If you read the MPI standard, there is a __short__ section about what guarantees the MPI collective communications provide. There is only one: if you run the same collective twice, on the same set of nodes with the same input data, you will get the same output. In fact the main problem is that MPI consider all default operations (MPI_OP) as being commutative and associative, which is usually the case in real world but not when floating point rounding is around. When you increase the number of nodes, the data will be spread in smaller pieces, which means more operations will have to be done in order to achieve the reduction, i.e. more rounding errors might occur and so on.

  Thanks,
    george.

On May 27, 2009, at 11:16 , vasilis wrote:

Rank 0 accumulates all the res_cpu values into a single array, res.
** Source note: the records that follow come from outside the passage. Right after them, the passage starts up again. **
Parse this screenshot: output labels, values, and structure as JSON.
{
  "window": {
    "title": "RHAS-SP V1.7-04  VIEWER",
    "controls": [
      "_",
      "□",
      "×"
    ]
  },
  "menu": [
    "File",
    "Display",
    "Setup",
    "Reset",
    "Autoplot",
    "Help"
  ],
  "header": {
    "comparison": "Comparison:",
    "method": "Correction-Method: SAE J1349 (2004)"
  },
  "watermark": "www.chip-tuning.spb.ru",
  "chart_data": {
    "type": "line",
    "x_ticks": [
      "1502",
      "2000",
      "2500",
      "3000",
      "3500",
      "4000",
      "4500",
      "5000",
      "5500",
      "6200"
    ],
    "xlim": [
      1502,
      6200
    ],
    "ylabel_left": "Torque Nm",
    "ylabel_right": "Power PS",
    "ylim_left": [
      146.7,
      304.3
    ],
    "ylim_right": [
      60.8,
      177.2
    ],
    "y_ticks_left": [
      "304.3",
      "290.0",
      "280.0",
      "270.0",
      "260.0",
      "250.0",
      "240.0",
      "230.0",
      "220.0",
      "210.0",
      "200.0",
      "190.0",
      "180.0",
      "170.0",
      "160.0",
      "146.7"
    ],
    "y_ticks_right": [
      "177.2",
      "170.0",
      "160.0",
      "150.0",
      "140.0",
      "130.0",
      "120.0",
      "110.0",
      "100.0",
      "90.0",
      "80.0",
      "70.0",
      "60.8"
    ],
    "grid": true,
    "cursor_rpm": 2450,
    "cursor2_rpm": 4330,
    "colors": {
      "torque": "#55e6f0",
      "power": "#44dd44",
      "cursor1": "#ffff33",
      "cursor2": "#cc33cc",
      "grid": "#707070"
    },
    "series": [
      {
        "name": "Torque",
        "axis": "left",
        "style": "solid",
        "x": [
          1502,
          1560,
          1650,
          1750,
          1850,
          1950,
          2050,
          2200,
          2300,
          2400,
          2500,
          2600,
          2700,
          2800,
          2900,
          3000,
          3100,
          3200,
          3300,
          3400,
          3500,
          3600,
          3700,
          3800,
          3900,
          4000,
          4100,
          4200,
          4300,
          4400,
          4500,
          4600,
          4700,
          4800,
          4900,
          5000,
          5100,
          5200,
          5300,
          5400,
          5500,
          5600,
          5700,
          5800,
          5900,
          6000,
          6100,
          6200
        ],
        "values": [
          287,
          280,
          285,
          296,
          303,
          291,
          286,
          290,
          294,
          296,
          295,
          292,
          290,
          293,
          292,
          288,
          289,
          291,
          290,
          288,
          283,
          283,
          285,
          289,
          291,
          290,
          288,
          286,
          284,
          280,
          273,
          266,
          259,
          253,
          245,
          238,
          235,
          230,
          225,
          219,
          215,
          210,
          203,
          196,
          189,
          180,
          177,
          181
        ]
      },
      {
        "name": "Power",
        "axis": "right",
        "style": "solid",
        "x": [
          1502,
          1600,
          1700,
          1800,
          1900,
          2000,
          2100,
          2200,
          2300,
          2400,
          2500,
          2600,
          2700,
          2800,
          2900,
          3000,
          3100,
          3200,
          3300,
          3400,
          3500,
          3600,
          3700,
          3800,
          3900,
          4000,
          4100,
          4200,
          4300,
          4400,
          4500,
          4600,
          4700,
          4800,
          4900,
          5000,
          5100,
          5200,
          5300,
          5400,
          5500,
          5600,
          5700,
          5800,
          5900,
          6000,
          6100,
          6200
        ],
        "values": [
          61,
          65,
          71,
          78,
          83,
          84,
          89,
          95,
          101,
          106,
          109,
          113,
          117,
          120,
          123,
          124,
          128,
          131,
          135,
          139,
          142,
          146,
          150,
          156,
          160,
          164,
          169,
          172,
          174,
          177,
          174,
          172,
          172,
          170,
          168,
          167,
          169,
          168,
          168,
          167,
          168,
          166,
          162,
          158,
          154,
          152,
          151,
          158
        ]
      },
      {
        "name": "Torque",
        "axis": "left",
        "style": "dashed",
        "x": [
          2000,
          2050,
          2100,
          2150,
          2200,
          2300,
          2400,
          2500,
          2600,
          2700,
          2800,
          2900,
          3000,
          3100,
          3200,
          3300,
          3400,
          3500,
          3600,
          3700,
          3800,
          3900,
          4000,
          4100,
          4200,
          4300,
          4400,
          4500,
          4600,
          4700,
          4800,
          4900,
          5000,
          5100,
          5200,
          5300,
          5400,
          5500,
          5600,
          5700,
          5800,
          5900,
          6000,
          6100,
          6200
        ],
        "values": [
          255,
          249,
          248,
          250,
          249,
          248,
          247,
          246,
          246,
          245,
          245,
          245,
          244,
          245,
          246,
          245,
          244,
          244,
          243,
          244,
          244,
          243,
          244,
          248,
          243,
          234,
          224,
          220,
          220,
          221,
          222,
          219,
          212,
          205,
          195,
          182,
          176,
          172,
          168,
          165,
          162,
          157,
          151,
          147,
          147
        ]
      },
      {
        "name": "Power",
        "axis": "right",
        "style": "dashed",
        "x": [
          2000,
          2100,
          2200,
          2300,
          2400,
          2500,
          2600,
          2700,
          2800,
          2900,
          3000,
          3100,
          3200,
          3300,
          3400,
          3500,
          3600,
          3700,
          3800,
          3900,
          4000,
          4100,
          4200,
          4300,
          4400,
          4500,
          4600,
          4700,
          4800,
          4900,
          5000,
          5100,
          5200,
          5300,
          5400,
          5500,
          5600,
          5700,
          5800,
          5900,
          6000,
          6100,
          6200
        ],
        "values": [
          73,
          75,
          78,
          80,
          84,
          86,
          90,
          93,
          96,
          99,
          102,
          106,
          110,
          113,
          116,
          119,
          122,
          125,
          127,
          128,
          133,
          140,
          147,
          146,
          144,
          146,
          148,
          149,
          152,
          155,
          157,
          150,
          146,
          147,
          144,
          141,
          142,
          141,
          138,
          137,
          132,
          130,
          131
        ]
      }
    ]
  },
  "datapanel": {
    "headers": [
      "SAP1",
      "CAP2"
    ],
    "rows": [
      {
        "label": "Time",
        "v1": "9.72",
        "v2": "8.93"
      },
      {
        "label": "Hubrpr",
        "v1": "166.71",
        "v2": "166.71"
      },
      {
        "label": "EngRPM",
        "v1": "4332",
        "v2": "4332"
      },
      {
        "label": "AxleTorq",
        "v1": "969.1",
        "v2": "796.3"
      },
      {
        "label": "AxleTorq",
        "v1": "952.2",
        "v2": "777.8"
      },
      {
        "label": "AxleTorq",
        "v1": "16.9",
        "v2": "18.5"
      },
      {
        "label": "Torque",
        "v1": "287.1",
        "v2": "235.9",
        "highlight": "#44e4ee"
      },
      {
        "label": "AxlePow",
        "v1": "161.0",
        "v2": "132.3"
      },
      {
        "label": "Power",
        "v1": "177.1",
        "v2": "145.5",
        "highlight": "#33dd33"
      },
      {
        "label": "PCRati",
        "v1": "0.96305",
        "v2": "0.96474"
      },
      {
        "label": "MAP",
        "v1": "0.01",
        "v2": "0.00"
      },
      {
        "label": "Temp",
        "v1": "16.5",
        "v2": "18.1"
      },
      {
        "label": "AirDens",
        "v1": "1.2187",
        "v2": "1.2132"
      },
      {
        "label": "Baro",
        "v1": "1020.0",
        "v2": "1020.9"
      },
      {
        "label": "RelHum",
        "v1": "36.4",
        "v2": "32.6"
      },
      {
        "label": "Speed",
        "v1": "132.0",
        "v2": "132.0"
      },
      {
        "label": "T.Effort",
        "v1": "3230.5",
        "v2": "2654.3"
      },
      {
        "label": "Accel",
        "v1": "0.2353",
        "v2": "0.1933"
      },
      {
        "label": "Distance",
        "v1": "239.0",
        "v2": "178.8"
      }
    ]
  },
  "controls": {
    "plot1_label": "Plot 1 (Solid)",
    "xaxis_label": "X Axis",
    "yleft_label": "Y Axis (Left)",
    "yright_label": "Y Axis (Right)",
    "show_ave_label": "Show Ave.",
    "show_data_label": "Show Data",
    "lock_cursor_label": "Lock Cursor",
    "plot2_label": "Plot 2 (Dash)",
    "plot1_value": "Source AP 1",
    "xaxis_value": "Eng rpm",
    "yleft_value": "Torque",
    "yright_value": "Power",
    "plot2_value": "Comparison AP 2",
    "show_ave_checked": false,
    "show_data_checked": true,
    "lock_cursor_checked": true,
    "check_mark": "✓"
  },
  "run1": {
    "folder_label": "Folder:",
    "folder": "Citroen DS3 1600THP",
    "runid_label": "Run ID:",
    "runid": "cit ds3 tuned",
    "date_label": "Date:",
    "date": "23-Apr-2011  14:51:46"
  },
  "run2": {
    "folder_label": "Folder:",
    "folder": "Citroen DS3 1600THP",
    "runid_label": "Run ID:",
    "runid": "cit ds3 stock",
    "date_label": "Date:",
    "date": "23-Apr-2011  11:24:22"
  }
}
It
starts with its own res_cpu and then adds all other processes.  When
np=2, that means the order is prescribed.  When np>2, the order is no
longer prescribed and some floating-point rounding variations can start
to occur.

Yes you are right. Now, the question is why would these floating- point rounding variations occur for np>2? It cannot be due to a not prescribed order!!

If you want results to be more deterministic, you need to fix the order in which res is aggregated. E.g., instead of using MPI_ANY_SOURCE, loop
over the peer processes in a specific order.

P.S.  It seems to me that you could use MPI collective operations to
implement what you're doing.  E.g., something like:
I could use these operations for the res variable (Will it make the summation
any faster?). But, I can not use them for the other 3 variables.